Temporary refugee accommodation in Blovstrød. File photo: Bax Lindhardt/Scanpix
Data published by the Danish Refugee Council shows that the number of people accepting the offer of 131,242 kroner ($19,451) has fallen from 261 in 2011 to 152 in 2015.
Now both government and opposition parties are looking into reforming the repatriation scheme, according to a report by Berlingske.
“It is possible that the 'carrot' offered to return home should be bigger, but the scheme is very generous as it is,” Peter Kofod Poulsen, acting immigration spokesperson with the right wing Danish People's Party (DF) told Berlingske.
“Some countries should be pressed economically into taking back citizens who can easy return home when there is peace,” Kofod continued.
The governing Venstre Party's acting political spokesperson Louise Schack Elholm also said that the effectivity of the scheme should be increased.
“We also want more people to return home,” Elholm told Berlingske. “We have suggested that the funds could be linked to state support for developing countries [diverting funds assigned for aid to developing countries to the scheme, ed.], and have not ruled anything out.”
Mattias Tesfaye, member of the opposition Social Democrats' immigration committee, said that information campaigns could be the key to improving the success of the scheme, adding that changes to they way it is funded may be necessary.
“We neither dismiss a discussion of the actual amount or the limit on existing fortunes that makes up part of the rules for the scheme,” Tesfaye said to Berlingske.
“We are also open to discussing how to use state funds for developing countries to force other countries into taking back their citizens,” said Tesfaye.
The number of people granted asylum in Denmark has increased significantly over the last five years, from a total of 2,249 people in 2011 to 10,849 today.
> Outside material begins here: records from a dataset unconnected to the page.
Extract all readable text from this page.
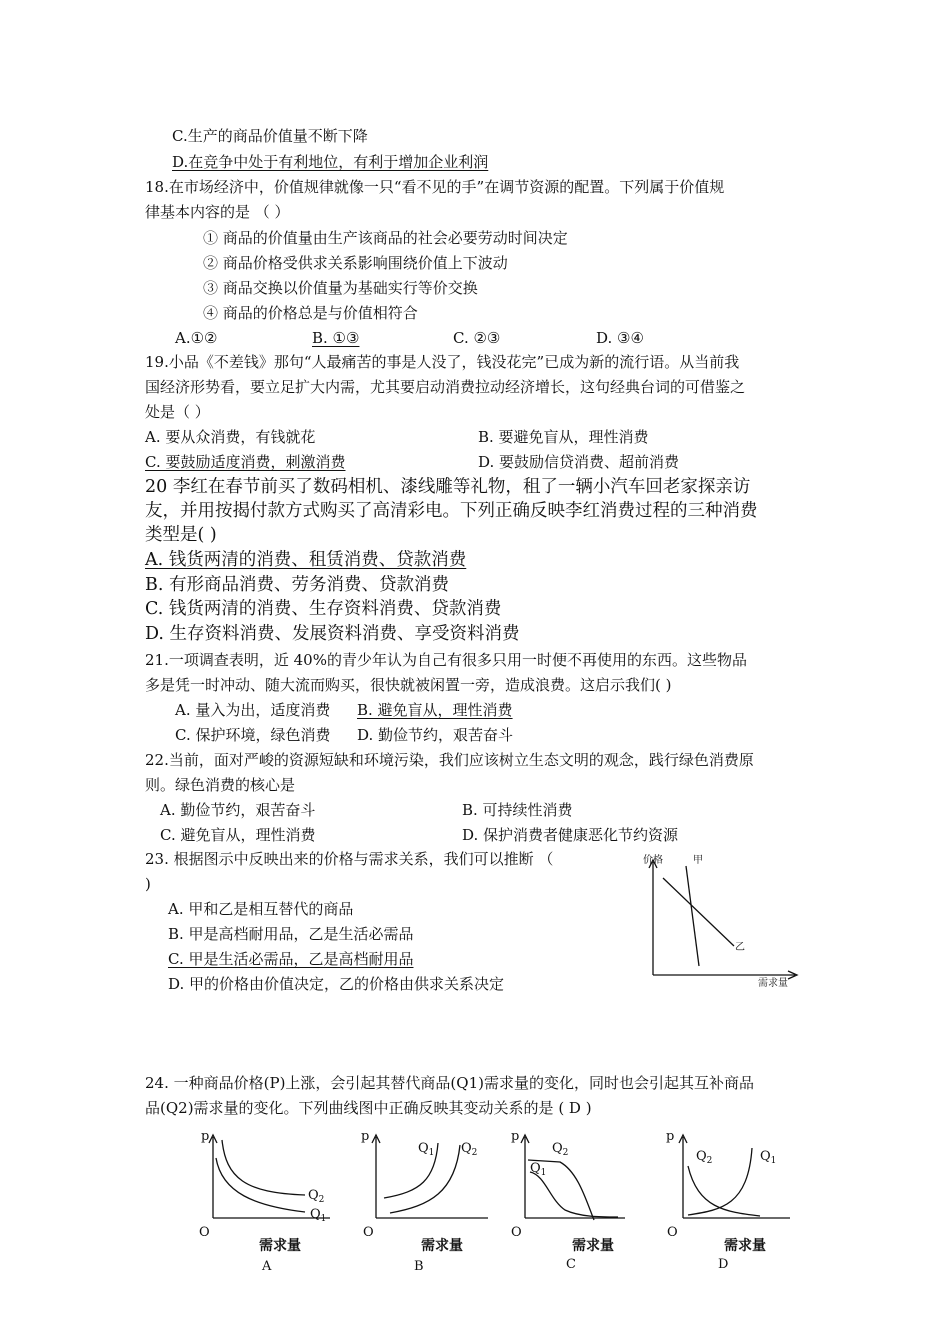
C.生产的商品价值量不断下降
D.在竞争中处于有利地位，有利于增加企业利润
18.在市场经济中，价值规律就像一只“看不见的手”在调节资源的配置。下列属于价值规
律基本内容的是 （ ）
① 商品的价值量由生产该商品的社会必要劳动时间决定
② 商品价格受供求关系影响围绕价值上下波动
③ 商品交换以价值量为基础实行等价交换
④ 商品的价格总是与价值相符合
A.①②	B. ①③	C. ②③	D. ③④
19.小品《不差钱》那句“人最痛苦的事是人没了，钱没花完”已成为新的流行语。从当前我
国经济形势看，要立足扩大内需，尤其要启动消费拉动经济增长，这句经典台词的可借鉴之
处是（ ）
A. 要从众消费，有钱就花	B. 要避免盲从，理性消费
C. 要鼓励适度消费，刺激消费	D. 要鼓励信贷消费、超前消费
20 李红在春节前买了数码相机、漆线雕等礼物，租了一辆小汽车回老家探亲访
友，并用按揭付款方式购买了高清彩电。下列正确反映李红消费过程的三种消费
类型是( )
A. 钱货两清的消费、租赁消费、贷款消费
B. 有形商品消费、劳务消费、贷款消费
C. 钱货两清的消费、生存资料消费、贷款消费
D. 生存资料消费、发展资料消费、享受资料消费
21.一项调查表明，近 40%的青少年认为自己有很多只用一时便不再使用的东西。这些物品
多是凭一时冲动、随大流而购买，很快就被闲置一旁，造成浪费。这启示我们( )
A. 量入为出，适度消费 B. 避免盲从，理性消费
C. 保护环境，绿色消费 D. 勤俭节约，艰苦奋斗
22.当前，面对严峻的资源短缺和环境污染，我们应该树立生态文明的观念，践行绿色消费原
则。绿色消费的核心是
A. 勤俭节约，艰苦奋斗	B. 可持续性消费
C. 避免盲从，理性消费	D. 保护消费者健康恶化节约资源
23. 根据图示中反映出来的价格与需求关系，我们可以推断 （
)
A. 甲和乙是相互替代的商品
B. 甲是高档耐用品，乙是生活必需品
C. 甲是生活必需品，乙是高档耐用品
D. 甲的价格由价值决定，乙的价格由供求关系决定
价格	甲
乙
需求量
24. 一种商品价格(P)上涨，会引起其替代商品(Q1)需求量的变化，同时也会引起其互补商品
品(Q2)需求量的变化。下列曲线图中正确反映其变动关系的是 ( D )
p
O
$Q_2$
$Q_1$
需求量
A
p
O
$Q_1$ $Q_2$
需求量
B
p
O
$Q_2$
$Q_1$
需求量
C
p
O
$Q_2$	$Q_1$
需求量
D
The Danish Refugee Council's statistics show that, of the 152 people that accepted the repatriation of in 2015, 53 were from Bosnia and Herzegovina. One Syrian citizen left Denmark under the scheme along with eight Iraqis – a huge drop from 87 in 2011.
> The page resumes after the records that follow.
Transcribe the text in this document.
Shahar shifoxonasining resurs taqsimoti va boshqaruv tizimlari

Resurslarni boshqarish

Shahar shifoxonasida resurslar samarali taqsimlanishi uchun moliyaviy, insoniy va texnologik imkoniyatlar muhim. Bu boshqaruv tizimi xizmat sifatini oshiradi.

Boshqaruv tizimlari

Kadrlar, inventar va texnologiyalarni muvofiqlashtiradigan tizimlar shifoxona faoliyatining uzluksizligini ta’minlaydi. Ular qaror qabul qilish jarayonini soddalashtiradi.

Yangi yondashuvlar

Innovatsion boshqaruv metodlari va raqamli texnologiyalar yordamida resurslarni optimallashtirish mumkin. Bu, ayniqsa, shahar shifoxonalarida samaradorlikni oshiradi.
Andreas Kamm, General Secretary of the Danish Refugee Council, told Berlingske that the conflicts in Syria, Iraq and Afghanistan made it unsafe for people from these countries to return home for the 'foreseeable future'.
Denmark would therefore be unable to withdraw asylum for individuals from these countries without breaking international conventions.
“I am often perceived as someone who fights for more and more refugees coming to Denmark and staying here forever. But my fundamental view is that refugees should be given protection for the entire period they need it. And that the ideal solution for most refugees is to be able to go home,” said Kamm.